Tyrann Mathieu Tells Teams How He’s Changed and Why He’s Ready For the NFL

It’s been a roller coaster of a couple years for Tyrann Mathieu, the former Heisman Trophy finalist who found himself without a team after off-the-field issues. Now Mathieu hopes to hear his name called at the upcoming NFL Draft. The process to getting there has obviously included meetings with potential suitors, and Mathieu says he’s been open about his past while explaining why things are different now. Tyrann Mathieu joined WWL in New Orleans with Deke Bellavia and Bobby Hebert to discuss going through a pro day, why it was important for him to train outside of Louisiana, what he’s learned in the last couple years, the NFL’s track record for giving guys another chance and the toughest question he’s being asked by potential future employers.

two NFL players

What’s a pro day like?:

“For me, you just have to embrace the moment, embrace the opportunity to get in front of those guys, and be honest with them. Hopefully that kind of develops a relationship moving forward into the draft. It’s a long process. It’s extremely tough, man, and extremely slow at first, but I think right now, heading into April, everything is cooling down.”

How important has it been to be training in Florida and just to kind of get in a different environment?:

“Louisiana’s always home for me; it’ll always be home. But I think my situation, I just had to get away, just to get a fresh start, a piece of mind moving forward.
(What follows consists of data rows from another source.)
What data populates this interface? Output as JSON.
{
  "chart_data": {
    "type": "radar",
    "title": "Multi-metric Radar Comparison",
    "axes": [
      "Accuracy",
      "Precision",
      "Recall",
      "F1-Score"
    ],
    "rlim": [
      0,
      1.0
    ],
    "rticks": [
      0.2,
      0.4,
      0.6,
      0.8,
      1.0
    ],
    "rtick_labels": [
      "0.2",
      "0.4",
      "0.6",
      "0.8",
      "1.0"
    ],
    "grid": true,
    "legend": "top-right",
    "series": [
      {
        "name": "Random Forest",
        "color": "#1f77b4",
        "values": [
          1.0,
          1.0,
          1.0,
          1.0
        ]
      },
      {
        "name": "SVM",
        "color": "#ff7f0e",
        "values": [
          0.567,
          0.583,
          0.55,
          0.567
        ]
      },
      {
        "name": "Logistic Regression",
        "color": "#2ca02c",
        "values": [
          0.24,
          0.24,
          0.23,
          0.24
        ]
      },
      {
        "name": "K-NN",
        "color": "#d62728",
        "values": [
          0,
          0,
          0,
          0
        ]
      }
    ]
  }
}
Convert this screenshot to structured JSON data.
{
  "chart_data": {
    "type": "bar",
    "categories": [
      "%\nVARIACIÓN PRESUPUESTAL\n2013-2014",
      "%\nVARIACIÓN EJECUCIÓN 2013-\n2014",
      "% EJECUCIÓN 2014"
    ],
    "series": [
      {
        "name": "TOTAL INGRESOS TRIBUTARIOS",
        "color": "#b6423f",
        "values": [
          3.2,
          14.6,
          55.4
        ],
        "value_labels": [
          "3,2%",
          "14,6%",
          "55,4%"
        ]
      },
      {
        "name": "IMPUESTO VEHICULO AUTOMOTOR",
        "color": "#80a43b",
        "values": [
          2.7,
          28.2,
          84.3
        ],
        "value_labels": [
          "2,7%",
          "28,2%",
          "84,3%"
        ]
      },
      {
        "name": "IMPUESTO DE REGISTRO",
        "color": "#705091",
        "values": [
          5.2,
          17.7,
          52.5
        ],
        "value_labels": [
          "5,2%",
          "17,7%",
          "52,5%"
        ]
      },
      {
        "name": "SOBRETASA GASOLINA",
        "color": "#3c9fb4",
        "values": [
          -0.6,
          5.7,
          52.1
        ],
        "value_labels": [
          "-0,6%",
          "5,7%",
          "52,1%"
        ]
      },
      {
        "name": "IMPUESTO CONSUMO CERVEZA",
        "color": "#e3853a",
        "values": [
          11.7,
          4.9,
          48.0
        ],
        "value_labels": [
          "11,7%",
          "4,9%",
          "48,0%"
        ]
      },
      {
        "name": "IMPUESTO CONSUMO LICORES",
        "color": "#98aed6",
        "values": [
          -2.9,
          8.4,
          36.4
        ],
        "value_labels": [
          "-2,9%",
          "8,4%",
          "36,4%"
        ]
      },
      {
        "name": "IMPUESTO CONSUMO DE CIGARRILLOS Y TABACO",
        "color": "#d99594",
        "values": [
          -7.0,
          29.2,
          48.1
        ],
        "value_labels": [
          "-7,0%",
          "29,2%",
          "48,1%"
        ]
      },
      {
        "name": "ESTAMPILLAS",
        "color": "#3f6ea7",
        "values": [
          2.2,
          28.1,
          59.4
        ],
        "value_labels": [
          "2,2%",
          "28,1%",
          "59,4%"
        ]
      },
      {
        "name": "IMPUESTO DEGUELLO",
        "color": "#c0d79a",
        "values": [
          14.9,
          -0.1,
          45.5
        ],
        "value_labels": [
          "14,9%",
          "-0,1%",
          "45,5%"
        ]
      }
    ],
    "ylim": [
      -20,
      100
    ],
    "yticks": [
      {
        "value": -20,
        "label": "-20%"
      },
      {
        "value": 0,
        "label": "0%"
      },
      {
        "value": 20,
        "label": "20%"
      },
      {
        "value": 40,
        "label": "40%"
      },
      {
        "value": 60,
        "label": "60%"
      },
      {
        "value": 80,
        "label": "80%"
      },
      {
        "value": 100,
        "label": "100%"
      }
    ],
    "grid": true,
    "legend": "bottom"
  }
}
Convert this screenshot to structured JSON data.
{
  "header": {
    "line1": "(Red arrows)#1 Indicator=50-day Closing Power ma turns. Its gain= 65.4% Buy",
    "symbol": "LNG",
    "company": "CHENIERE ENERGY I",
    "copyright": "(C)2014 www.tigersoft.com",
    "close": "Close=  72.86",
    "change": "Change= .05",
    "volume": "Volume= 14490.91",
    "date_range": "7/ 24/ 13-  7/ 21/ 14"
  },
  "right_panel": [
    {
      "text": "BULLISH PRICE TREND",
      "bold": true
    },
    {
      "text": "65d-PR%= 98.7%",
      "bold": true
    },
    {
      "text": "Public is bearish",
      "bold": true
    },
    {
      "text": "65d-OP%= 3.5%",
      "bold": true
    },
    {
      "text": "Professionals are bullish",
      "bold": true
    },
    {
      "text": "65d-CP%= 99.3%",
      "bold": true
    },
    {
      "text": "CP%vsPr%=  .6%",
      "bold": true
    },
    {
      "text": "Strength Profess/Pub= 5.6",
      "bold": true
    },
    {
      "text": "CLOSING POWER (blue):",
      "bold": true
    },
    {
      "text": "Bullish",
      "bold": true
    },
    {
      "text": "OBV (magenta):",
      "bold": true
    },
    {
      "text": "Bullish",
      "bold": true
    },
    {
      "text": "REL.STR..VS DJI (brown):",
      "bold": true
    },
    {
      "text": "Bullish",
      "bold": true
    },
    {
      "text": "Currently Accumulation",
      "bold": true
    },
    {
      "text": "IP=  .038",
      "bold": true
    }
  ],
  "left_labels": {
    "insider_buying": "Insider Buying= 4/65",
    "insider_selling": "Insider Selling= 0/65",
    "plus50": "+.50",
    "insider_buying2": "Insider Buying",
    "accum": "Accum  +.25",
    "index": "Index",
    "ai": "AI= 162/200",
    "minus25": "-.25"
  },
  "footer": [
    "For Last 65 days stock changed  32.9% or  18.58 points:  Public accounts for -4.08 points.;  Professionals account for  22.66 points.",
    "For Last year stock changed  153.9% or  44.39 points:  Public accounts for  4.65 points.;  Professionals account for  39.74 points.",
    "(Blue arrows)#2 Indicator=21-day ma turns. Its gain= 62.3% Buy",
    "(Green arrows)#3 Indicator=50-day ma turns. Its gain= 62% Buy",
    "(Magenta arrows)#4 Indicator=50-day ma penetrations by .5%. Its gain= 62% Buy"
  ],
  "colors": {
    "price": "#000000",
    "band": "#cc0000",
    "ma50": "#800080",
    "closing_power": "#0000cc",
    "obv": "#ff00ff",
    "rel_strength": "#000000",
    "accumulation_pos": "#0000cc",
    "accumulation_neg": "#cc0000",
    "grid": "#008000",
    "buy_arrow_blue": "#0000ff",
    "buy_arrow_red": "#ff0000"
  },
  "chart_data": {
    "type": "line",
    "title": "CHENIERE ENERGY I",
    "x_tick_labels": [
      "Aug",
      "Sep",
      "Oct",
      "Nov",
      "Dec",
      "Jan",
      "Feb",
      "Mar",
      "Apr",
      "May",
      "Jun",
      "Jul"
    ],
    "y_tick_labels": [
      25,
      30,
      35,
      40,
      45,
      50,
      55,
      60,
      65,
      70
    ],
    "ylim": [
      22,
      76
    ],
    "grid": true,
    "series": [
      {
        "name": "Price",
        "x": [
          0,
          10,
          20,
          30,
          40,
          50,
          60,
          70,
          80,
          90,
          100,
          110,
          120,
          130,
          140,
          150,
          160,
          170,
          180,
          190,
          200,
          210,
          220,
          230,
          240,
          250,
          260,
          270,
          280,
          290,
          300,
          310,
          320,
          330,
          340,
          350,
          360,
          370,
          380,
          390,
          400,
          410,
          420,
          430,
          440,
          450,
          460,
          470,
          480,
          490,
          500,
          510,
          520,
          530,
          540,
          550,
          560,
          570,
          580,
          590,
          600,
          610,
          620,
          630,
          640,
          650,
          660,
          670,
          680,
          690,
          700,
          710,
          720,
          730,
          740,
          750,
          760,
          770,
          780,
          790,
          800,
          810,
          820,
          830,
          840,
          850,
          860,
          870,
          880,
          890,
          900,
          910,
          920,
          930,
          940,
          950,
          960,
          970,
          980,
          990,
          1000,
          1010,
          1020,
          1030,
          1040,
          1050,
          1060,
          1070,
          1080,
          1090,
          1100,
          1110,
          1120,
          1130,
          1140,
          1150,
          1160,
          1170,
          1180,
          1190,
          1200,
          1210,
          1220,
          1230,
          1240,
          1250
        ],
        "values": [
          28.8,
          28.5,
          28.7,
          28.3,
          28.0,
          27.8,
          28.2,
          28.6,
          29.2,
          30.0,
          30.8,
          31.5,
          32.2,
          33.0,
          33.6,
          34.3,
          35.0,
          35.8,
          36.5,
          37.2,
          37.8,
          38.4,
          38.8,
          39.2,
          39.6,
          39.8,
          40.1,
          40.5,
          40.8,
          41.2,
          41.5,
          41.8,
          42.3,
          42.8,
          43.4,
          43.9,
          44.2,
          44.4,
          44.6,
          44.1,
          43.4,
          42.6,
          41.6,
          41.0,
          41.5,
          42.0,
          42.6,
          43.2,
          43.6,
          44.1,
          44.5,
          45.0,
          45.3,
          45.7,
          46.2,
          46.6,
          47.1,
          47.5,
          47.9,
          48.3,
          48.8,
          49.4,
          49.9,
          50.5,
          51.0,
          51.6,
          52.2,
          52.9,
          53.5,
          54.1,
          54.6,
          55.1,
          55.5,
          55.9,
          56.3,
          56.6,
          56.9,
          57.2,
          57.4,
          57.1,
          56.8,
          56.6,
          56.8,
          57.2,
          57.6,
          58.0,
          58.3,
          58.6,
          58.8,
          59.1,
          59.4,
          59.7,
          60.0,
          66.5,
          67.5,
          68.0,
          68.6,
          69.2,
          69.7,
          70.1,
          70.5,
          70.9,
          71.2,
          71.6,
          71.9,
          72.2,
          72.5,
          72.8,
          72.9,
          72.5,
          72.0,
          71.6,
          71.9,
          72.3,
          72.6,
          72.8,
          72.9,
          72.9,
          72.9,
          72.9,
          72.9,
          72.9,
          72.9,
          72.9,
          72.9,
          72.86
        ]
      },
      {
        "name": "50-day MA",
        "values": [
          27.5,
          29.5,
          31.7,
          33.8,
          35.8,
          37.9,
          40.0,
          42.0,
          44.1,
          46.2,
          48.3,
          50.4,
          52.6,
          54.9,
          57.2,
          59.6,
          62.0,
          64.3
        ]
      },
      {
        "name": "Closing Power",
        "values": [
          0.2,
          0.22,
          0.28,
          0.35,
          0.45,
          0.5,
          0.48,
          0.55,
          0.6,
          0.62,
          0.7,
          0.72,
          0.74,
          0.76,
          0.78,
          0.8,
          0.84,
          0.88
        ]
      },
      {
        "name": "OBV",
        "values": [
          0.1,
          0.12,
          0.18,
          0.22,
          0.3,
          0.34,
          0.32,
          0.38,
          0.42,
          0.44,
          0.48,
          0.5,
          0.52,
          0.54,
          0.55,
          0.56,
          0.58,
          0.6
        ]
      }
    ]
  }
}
I’ve been real bless and I’m extremely grateful for the opportunities that are in front of me. … I’m just really embracing the opportunity, and it’s been fun.”

What are some things you’ve learned through this whole situation?:

“It’s just about being humble and taking everything one day at a time and … and embracing the process. That’s been the biggest thing for me, just about me being honest, me addressing my issues, but also about me wanting to move forward in my professional career and just play football. I think everything’s kind of coming together now. It kind of started off as a big old puzzle, didn’t know what was going to happen, but now I think everything is coming back to life.”

On the NFL having a track record for giving guys who have been in some trouble a chance:

“I think back to my career at LSU, I didn’t want to stay out of trouble. I didn’t want to do the right things. I wanted to get high. Now it’s a different approach; I’m looking at it a different way. It’s not a mind game. It’s really about what I want to do … and how I want my life to be going forward. It’s been a roller coaster, man.”

What’s the No. 1 question teams are asking you right now?:

“It’s the marijuana. They bring it up constantly. It’s really about, they ask me: Why couldn’t you stop and why didn’t you want to stop? … Those are the toughest ones. Those are the ones that you have to be most honest about. For me, the same thing I just told you, I didn’t want to stop. I just didn’t want to reach out for help. I thought what I was doing was OK, but it’s not.”

Have teams been thinking about you as a starting cornerback or maybe more as a nickel?:

“Different teams have different things in mind. There’s been a lot of teams that have said, ‘We want you to come in and be our third cornerback, play a certain percentage of plays and return kicks for us.’ But there’s other teams that want me to come in there and actually fight for a starting cornerback position. So I have that in mind. I want to go out there and be the best cornerback I can be. My biggest thing is I just want to put on a helmet again.”